5: In corroboration of the view propounded elsewhere (see pp. [7,] [84,] &c.), and opposed to the popular belief that Ceylon, at some remote period, was detached from the continent of India by the interposition of the sea, a list of reptiles will be found at p. 203, including, not only individual species, but whole genera peculiar to the island, and not to be found on the mainland. See a paper by DR. A. GÜNTHER on The Geog. Distribution of Reptiles, Magaz. Nat. Hist. for March, 1859, p. 230.
Blood-suckers.—These, however, are but the stranger's introduction to innumerable varieties of lizards, all most attractive in their sudden movements, and some unsurpassed in the brilliancy of their colouring, which bask on banks, dart over rocks, and peer curiously out of the decaying chinks of every ruined wall.

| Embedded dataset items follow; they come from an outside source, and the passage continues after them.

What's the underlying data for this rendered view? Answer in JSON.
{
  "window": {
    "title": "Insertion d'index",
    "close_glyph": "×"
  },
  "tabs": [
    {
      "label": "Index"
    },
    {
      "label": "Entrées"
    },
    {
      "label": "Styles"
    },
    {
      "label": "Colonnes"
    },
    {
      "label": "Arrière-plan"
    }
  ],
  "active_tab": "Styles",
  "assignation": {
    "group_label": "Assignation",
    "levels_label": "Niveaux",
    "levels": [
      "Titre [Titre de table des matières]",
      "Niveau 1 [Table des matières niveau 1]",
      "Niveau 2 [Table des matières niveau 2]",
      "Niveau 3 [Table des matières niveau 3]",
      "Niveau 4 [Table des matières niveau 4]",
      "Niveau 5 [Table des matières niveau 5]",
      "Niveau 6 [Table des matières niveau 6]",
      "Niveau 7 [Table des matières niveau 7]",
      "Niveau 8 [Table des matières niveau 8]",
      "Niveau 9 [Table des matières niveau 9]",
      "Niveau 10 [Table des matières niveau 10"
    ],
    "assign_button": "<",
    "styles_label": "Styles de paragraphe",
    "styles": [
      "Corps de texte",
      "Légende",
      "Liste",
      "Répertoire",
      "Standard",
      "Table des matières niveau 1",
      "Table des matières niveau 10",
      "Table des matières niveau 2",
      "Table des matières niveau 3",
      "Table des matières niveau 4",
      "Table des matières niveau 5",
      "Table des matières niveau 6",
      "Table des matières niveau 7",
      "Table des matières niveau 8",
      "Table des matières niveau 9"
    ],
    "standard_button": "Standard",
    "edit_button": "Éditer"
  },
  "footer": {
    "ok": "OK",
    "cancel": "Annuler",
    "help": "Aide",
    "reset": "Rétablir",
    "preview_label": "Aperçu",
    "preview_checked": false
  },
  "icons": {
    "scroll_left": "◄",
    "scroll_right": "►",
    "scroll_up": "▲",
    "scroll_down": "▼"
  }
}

In all their motion there is that vivid and brief energy, the rapid but restrained action which is associated with their limited power of respiration, and which justifies the accurate picture of—
"The green lizard, rustling thro' the grass,
And up the fluted shaft, with short, quick, spring
To vanish in the chinks which time has made."[1]
1: ROGERS' Pæstum.
One of the most beautiful of this race is the green calotes[1], in length about twelve inches, which, with the exception of a few dark streaks about the head, is as brilliant as the purest emerald or malachite. Unlike its congeners of the same family, it never alters this dazzling hue, whilst many of them possess the power, like the chameleon, but in a less degree, of exchanging their ordinary colours for others less conspicuous. The C. ophiomachus, and another, the C. versicolor, exhibit this faculty in a remarkable manner. The head and neck, when the animal is irritated or hastily swallowing its food, becomes of a brilliant red (whence the latter has acquired the name of the "blood-sucker"), whilst the usual tint of the rest of the body is converted into pale yellow. The sitana[2], and a number of others, exhibit similar phenomena.